Here are some of the troubling statistics on the effects of social media:
- There has been an increase in depression and anxiety for American teenagers which began between 2011 and 2013.
- The number of girls out of 100,000 in this country who were admitted to a hospital every year because they’ve cut themselves or otherwise harmed themselves was stable until around 2010, 2011. It’s now up 62% for older teenage girls. It’s up 189% for the preteen girls.
- There’s a similar pattern with suicide. The older teen girls, 15-19 years old, are up 70%, compared to the first decade of this century. The preteen girls are up 151%.
- The timing of the rise in each pattern points to the rise of social media.
My Social Media Purpose Statement
Recently I asked some teenagers to tell me one thing they would “un-invent.” The majority of teens I polled picked social media. I wasn’t too surprised because many teens I interact with feel a tremendous pressure to stay relevant on the latest social media by knowing when and what to post so that specific “whos” will see it. It’s exhausting and empty, but when I asked why they didn’t delete social media, they felt it would be too big a hit to handle socially.
It’s probably similar to why I don’t want to delete social media myself. I don’t want to miss the fun announcements, the big family news, or the sweet pictures of newborns. I don’t want to miss out. But I’m also not sure I can stay on without being manipulated since the people who created social media openly admit it’s continually evolving to manipulate us more and more.

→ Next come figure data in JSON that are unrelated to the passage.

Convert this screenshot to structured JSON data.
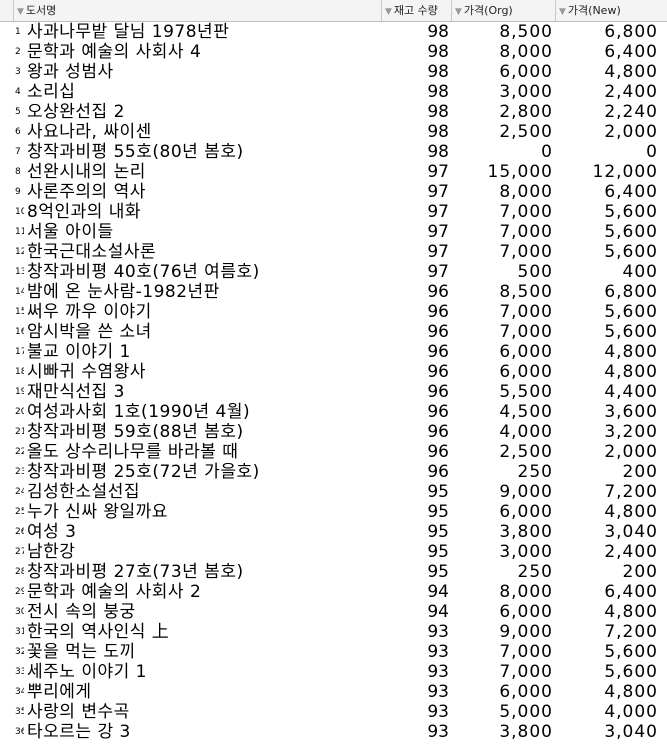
{
  "columns": {
    "title": "도서명",
    "quantity": "재고 수량",
    "price_org": "가격(Org)",
    "price_new": "가격(New)"
  },
  "rows": [
    {
      "no": "1",
      "title": "사과나무밭 달님 1978년판",
      "qty": "98",
      "org": "8,500",
      "new": "6,800"
    },
    {
      "no": "2",
      "title": "문학과 예술의 사회사 4",
      "qty": "98",
      "org": "8,000",
      "new": "6,400"
    },
    {
      "no": "3",
      "title": "왕과 성범사",
      "qty": "98",
      "org": "6,000",
      "new": "4,800"
    },
    {
      "no": "4",
      "title": "소리십",
      "qty": "98",
      "org": "3,000",
      "new": "2,400"
    },
    {
      "no": "5",
      "title": "오상완선집 2",
      "qty": "98",
      "org": "2,800",
      "new": "2,240"
    },
    {
      "no": "6",
      "title": "사요나라, 싸이센",
      "qty": "98",
      "org": "2,500",
      "new": "2,000"
    },
    {
      "no": "7",
      "title": "창작과비평 55호(80년 봄호)",
      "qty": "98",
      "org": "0",
      "new": "0"
    },
    {
      "no": "8",
      "title": "선완시내의 논리",
      "qty": "97",
      "org": "15,000",
      "new": "12,000"
    },
    {
      "no": "9",
      "title": "사론주의의 역사",
      "qty": "97",
      "org": "8,000",
      "new": "6,400"
    },
    {
      "no": "10",
      "title": "8억인과의 내화",
      "qty": "97",
      "org": "7,000",
      "new": "5,600"
    },
    {
      "no": "11",
      "title": "서울 아이들",
      "qty": "97",
      "org": "7,000",
      "new": "5,600"
    },
    {
      "no": "12",
      "title": "한국근대소설사론",
      "qty": "97",
      "org": "7,000",
      "new": "5,600"
    },
    {
      "no": "13",
      "title": "창작과비평 40호(76년 여름호)",
      "qty": "97",
      "org": "500",
      "new": "400"
    },
    {
      "no": "14",
      "title": "밤에 온 눈사람-1982년판",
      "qty": "96",
      "org": "8,500",
      "new": "6,800"
    },
    {
      "no": "15",
      "title": "써우 까우 이야기",
      "qty": "96",
      "org": "7,000",
      "new": "5,600"
    },
    {
      "no": "16",
      "title": "암시박을 쓴 소녀",
      "qty": "96",
      "org": "7,000",
      "new": "5,600"
    },
    {
      "no": "17",
      "title": "불교 이야기 1",
      "qty": "96",
      "org": "6,000",
      "new": "4,800"
    },
    {
      "no": "18",
      "title": "시빠귀 수염왕사",
      "qty": "96",
      "org": "6,000",
      "new": "4,800"
    },
    {
      "no": "19",
      "title": "재만식선집 3",
      "qty": "96",
      "org": "5,500",
      "new": "4,400"
    },
    {
      "no": "20",
      "title": "여성과사회 1호(1990년 4월)",
      "qty": "96",
      "org": "4,500",
      "new": "3,600"
    },
    {
      "no": "21",
      "title": "창작과비평 59호(88년 봄호)",
      "qty": "96",
      "org": "4,000",
      "new": "3,200"
    },
    {
      "no": "22",
      "title": "올도 상수리나무를 바라볼 때",
      "qty": "96",
      "org": "2,500",
      "new": "2,000"
    },
    {
      "no": "23",
      "title": "창작과비평 25호(72년 가을호)",
      "qty": "96",
      "org": "250",
      "new": "200"
    },
    {
      "no": "24",
      "title": "김성한소설선집",
      "qty": "95",
      "org": "9,000",
      "new": "7,200"
    },
    {
      "no": "25",
      "title": "누가 신싸 왕일까요",
      "qty": "95",
      "org": "6,000",
      "new": "4,800"
    },
    {
      "no": "26",
      "title": "여성 3",
      "qty": "95",
      "org": "3,800",
      "new": "3,040"
    },
    {
      "no": "27",
      "title": "남한강",
      "qty": "95",
      "org": "3,000",
      "new": "2,400"
    },
    {
      "no": "28",
      "title": "창작과비평 27호(73년 봄호)",
      "qty": "95",
      "org": "250",
      "new": "200"
    },
    {
      "no": "29",
      "title": "문학과 예술의 사회사 2",
      "qty": "94",
      "org": "8,000",
      "new": "6,400"
    },
    {
      "no": "30",
      "title": "전시 속의 붕궁",
      "qty": "94",
      "org": "6,000",
      "new": "4,800"
    },
    {
      "no": "31",
      "title": "한국의 역사인식 上",
      "qty": "93",
      "org": "9,000",
      "new": "7,200"
    },
    {
      "no": "32",
      "title": "꽃을 먹는 도끼",
      "qty": "93",
      "org": "7,000",
      "new": "5,600"
    },
    {
      "no": "33",
      "title": "세주노 이야기 1",
      "qty": "93",
      "org": "7,000",
      "new": "5,600"
    },
    {
      "no": "34",
      "title": "뿌리에게",
      "qty": "93",
      "org": "6,000",
      "new": "4,800"
    },
    {
      "no": "35",
      "title": "사랑의 변수곡",
      "qty": "93",
      "org": "5,000",
      "new": "4,000"
    },
    {
      "no": "36",
      "title": "타오르는 강 3",
      "qty": "93",
      "org": "3,800",
      "new": "3,040"
    }
  ]
}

I view social media as an opportunity to connect with others, to celebrate life together, and reflect Jesus’ love.
Here are some questions to use with your family when watching The Social Dilemma:
Questions to ask BEFORE watching
- What is most people’s purpose for using social media? (Not you, just people in general)
- Why do you think people invented/created social media?

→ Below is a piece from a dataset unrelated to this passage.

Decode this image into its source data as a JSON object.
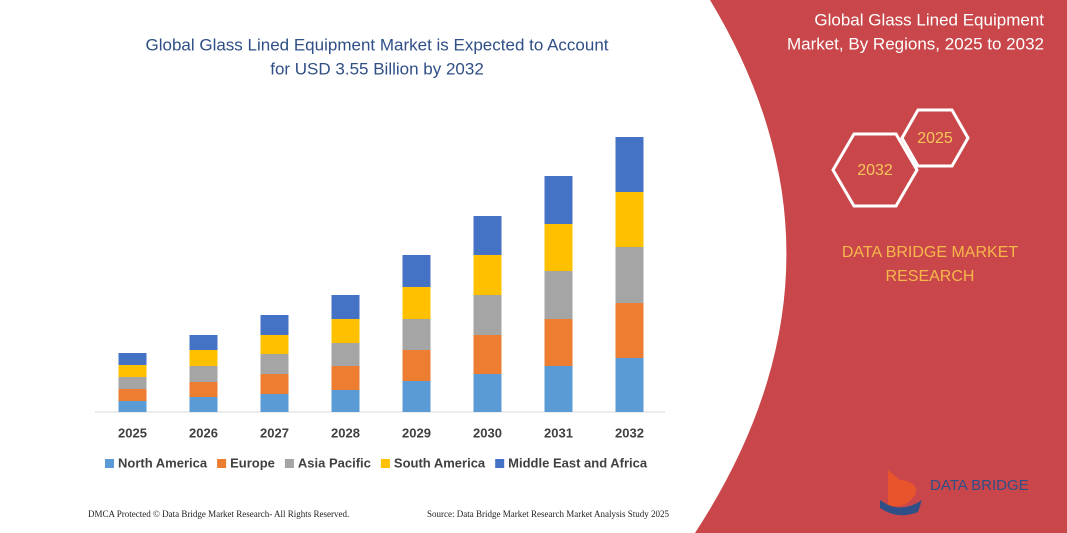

- Do you see social media more as a resource and a tool that benefits you or do you see it as something else? Explain.
Questions to ask AFTER watching
- Do you think it’s possible to use social media without being manipulated? How?
- Which character do you act the most like? Which character do you relate to the most? What would you do differently if you were the mom? What would you do differently if you were the youngest daughter? If you were the dad, oldest daughter, or son?

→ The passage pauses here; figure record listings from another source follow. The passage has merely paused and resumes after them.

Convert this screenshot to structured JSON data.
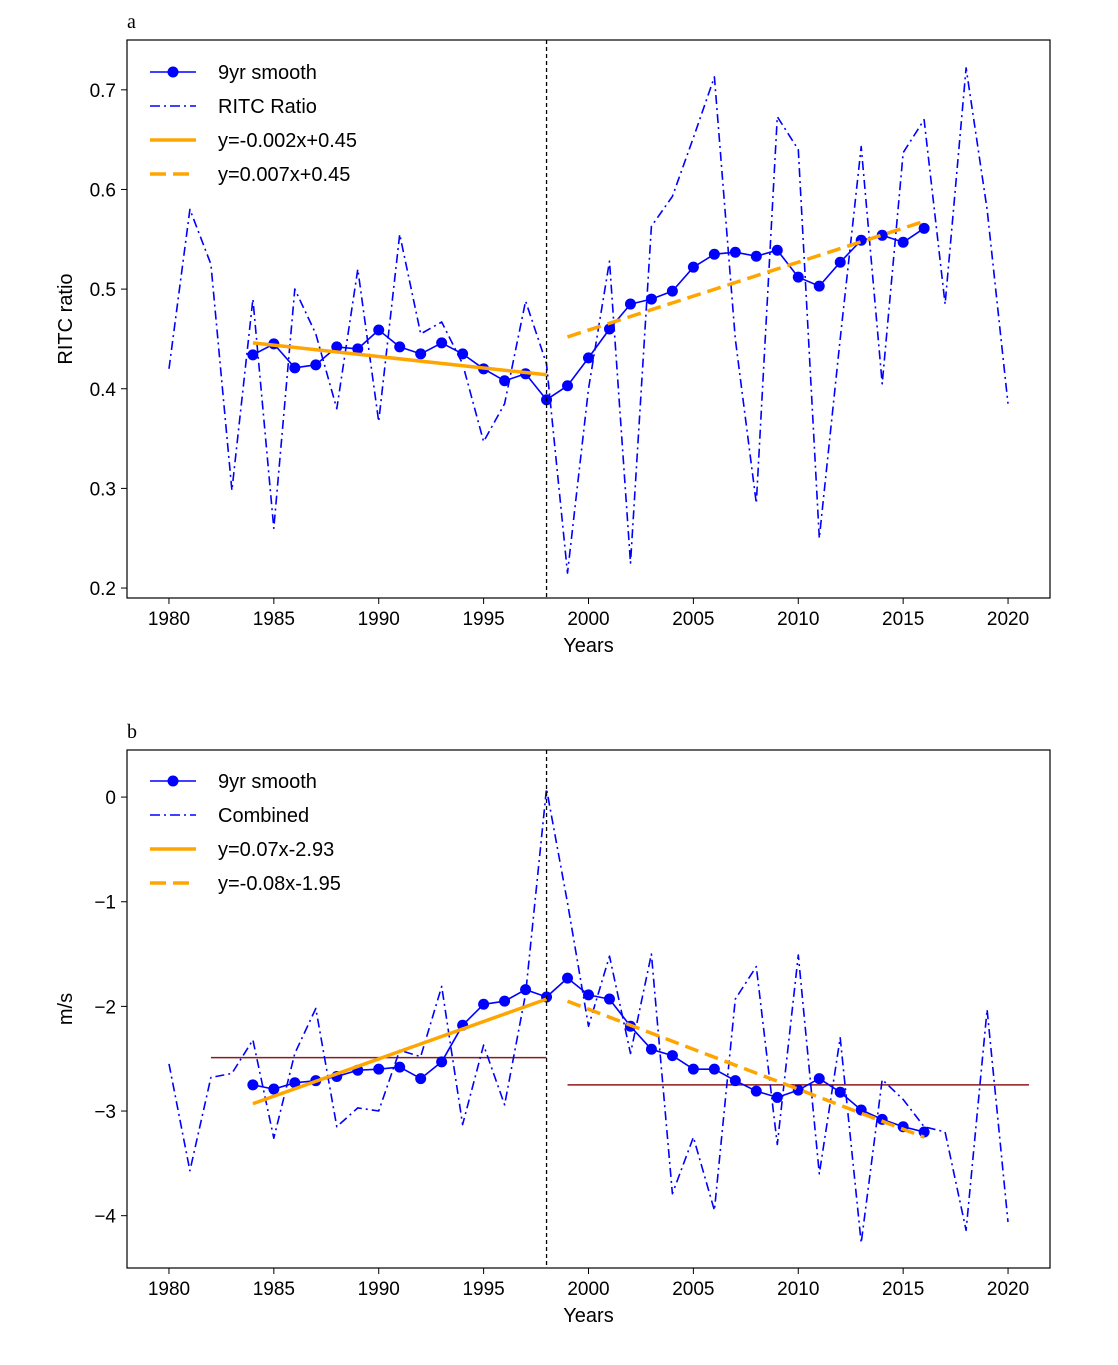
{
  "chart_data": [
    {
      "panel": "a",
      "type": "line",
      "xlabel": "Years",
      "ylabel": "RITC ratio",
      "xlim": [
        1978,
        2022
      ],
      "ylim": [
        0.19,
        0.75
      ],
      "xticks": [
        1980,
        1985,
        1990,
        1995,
        2000,
        2005,
        2010,
        2015,
        2020
      ],
      "yticks": [
        0.2,
        0.3,
        0.4,
        0.5,
        0.6,
        0.7
      ],
      "ytick_labels": [
        "0.2",
        "0.3",
        "0.4",
        "0.5",
        "0.6",
        "0.7"
      ],
      "breakpoint_year": 1998,
      "legend_position": "upper-left",
      "series": [
        {
          "name": "9yr smooth",
          "style": "solid-markers",
          "color": "#0000ff",
          "x": [
            1984,
            1985,
            1986,
            1987,
            1988,
            1989,
            1990,
            1991,
            1992,
            1993,
            1994,
            1995,
            1996,
            1997,
            1998,
            1999,
            2000,
            2001,
            2002,
            2003,
            2004,
            2005,
            2006,
            2007,
            2008,
            2009,
            2010,
            2011,
            2012,
            2013,
            2014,
            2015,
            2016
          ],
          "y": [
            0.434,
            0.445,
            0.421,
            0.424,
            0.442,
            0.44,
            0.459,
            0.442,
            0.435,
            0.446,
            0.435,
            0.42,
            0.408,
            0.415,
            0.389,
            0.403,
            0.431,
            0.46,
            0.485,
            0.49,
            0.498,
            0.522,
            0.535,
            0.537,
            0.533,
            0.539,
            0.512,
            0.503,
            0.527,
            0.549,
            0.554,
            0.547,
            0.561
          ]
        },
        {
          "name": "RITC Ratio",
          "style": "dashdot",
          "color": "#0000ff",
          "x": [
            1980,
            1981,
            1982,
            1983,
            1984,
            1985,
            1986,
            1987,
            1988,
            1989,
            1990,
            1991,
            1992,
            1993,
            1994,
            1995,
            1996,
            1997,
            1998,
            1999,
            2000,
            2001,
            2002,
            2003,
            2004,
            2005,
            2006,
            2007,
            2008,
            2009,
            2010,
            2011,
            2012,
            2013,
            2014,
            2015,
            2016,
            2017,
            2018,
            2019,
            2020
          ],
          "y": [
            0.42,
            0.58,
            0.525,
            0.298,
            0.49,
            0.26,
            0.5,
            0.455,
            0.38,
            0.52,
            0.367,
            0.555,
            0.455,
            0.467,
            0.425,
            0.347,
            0.385,
            0.488,
            0.425,
            0.215,
            0.4,
            0.528,
            0.225,
            0.563,
            0.593,
            0.652,
            0.713,
            0.45,
            0.285,
            0.673,
            0.64,
            0.25,
            0.45,
            0.643,
            0.405,
            0.637,
            0.67,
            0.485,
            0.722,
            0.58,
            0.385
          ]
        },
        {
          "name": "y=-0.002x+0.45",
          "style": "solid-thick",
          "color": "#ffa500",
          "x": [
            1984,
            1998
          ],
          "y": [
            0.446,
            0.414
          ]
        },
        {
          "name": "y=0.007x+0.45",
          "style": "dashed-thick",
          "color": "#ffa500",
          "x": [
            1999,
            2016
          ],
          "y": [
            0.452,
            0.568
          ]
        }
      ],
      "reference_lines": []
    },
    {
      "panel": "b",
      "type": "line",
      "xlabel": "Years",
      "ylabel": "m/s",
      "xlim": [
        1978,
        2022
      ],
      "ylim": [
        -4.5,
        0.45
      ],
      "xticks": [
        1980,
        1985,
        1990,
        1995,
        2000,
        2005,
        2010,
        2015,
        2020
      ],
      "yticks": [
        0,
        -1,
        -2,
        -3,
        -4
      ],
      "ytick_labels": [
        "0",
        "−1",
        "−2",
        "−3",
        "−4"
      ],
      "breakpoint_year": 1998,
      "legend_position": "upper-left",
      "series": [
        {
          "name": "9yr smooth",
          "style": "solid-markers",
          "color": "#0000ff",
          "x": [
            1984,
            1985,
            1986,
            1987,
            1988,
            1989,
            1990,
            1991,
            1992,
            1993,
            1994,
            1995,
            1996,
            1997,
            1998,
            1999,
            2000,
            2001,
            2002,
            2003,
            2004,
            2005,
            2006,
            2007,
            2008,
            2009,
            2010,
            2011,
            2012,
            2013,
            2014,
            2015,
            2016
          ],
          "y": [
            -2.75,
            -2.79,
            -2.73,
            -2.71,
            -2.67,
            -2.61,
            -2.6,
            -2.58,
            -2.69,
            -2.53,
            -2.18,
            -1.98,
            -1.95,
            -1.84,
            -1.91,
            -1.73,
            -1.89,
            -1.93,
            -2.19,
            -2.41,
            -2.47,
            -2.6,
            -2.6,
            -2.71,
            -2.81,
            -2.87,
            -2.8,
            -2.69,
            -2.82,
            -2.99,
            -3.08,
            -3.15,
            -3.2
          ]
        },
        {
          "name": "Combined",
          "style": "dashdot",
          "color": "#0000ff",
          "x": [
            1980,
            1981,
            1982,
            1983,
            1984,
            1985,
            1986,
            1987,
            1988,
            1989,
            1990,
            1991,
            1992,
            1993,
            1994,
            1995,
            1996,
            1997,
            1998,
            1999,
            2000,
            2001,
            2002,
            2003,
            2004,
            2005,
            2006,
            2007,
            2008,
            2009,
            2010,
            2011,
            2012,
            2013,
            2014,
            2015,
            2016,
            2017,
            2018,
            2019,
            2020
          ],
          "y": [
            -2.55,
            -3.57,
            -2.68,
            -2.64,
            -2.32,
            -3.26,
            -2.45,
            -2.02,
            -3.15,
            -2.97,
            -3.0,
            -2.42,
            -2.48,
            -1.81,
            -3.13,
            -2.37,
            -2.94,
            -1.88,
            0.08,
            -1.01,
            -2.19,
            -1.52,
            -2.45,
            -1.5,
            -3.79,
            -3.25,
            -3.95,
            -1.93,
            -1.62,
            -3.32,
            -1.51,
            -3.6,
            -2.3,
            -4.26,
            -2.7,
            -2.89,
            -3.15,
            -3.2,
            -4.14,
            -2.03,
            -4.06
          ]
        },
        {
          "name": "y=0.07x-2.93",
          "style": "solid-thick",
          "color": "#ffa500",
          "x": [
            1984,
            1998
          ],
          "y": [
            -2.93,
            -1.93
          ]
        },
        {
          "name": "y=-0.08x-1.95",
          "style": "dashed-thick",
          "color": "#ffa500",
          "x": [
            1999,
            2016
          ],
          "y": [
            -1.95,
            -3.25
          ]
        }
      ],
      "reference_lines": [
        {
          "color": "#8b1a1a",
          "x": [
            1982,
            1998
          ],
          "y": -2.49
        },
        {
          "color": "#8b1a1a",
          "x": [
            1999,
            2021
          ],
          "y": -2.75
        }
      ]
    }
  ]
}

- What concerns you the most about what we saw?
- How can I help you navigate social media now that we know what we know?
- What can we do as a family to keep our relationships more of a priority than our devices? What can we do on a daily, weekly, monthly, and yearly basis to help us accomplish this goal?
- What’s one thing you wish I knew about social media?
- What do you think about the following statement from Tristan Harris, a former Google employee who helped develop Gmail, “…we’ve moved away from having a tools-based technology environment to an addiction and manipulation-based technology environment. That’s what’s changed. Social media isn’t a tool that’s just waiting to be used. It has its own goals, and it has its own means of pursuing them by using your psychology against you.”
- What do you think about the following statement from Jaron Lanier, computer scientist, “We’ve created a world in which online connection has become primary, especially for younger generations. And yet, in that world, any time two people connect, the only way it’s financed is through a sneaky third person who’s paying to manipulate those two people. So we’ve created an entire global generation of people who were raised within a context where the very meaning of communication, the very meaning of culture, is manipulation.”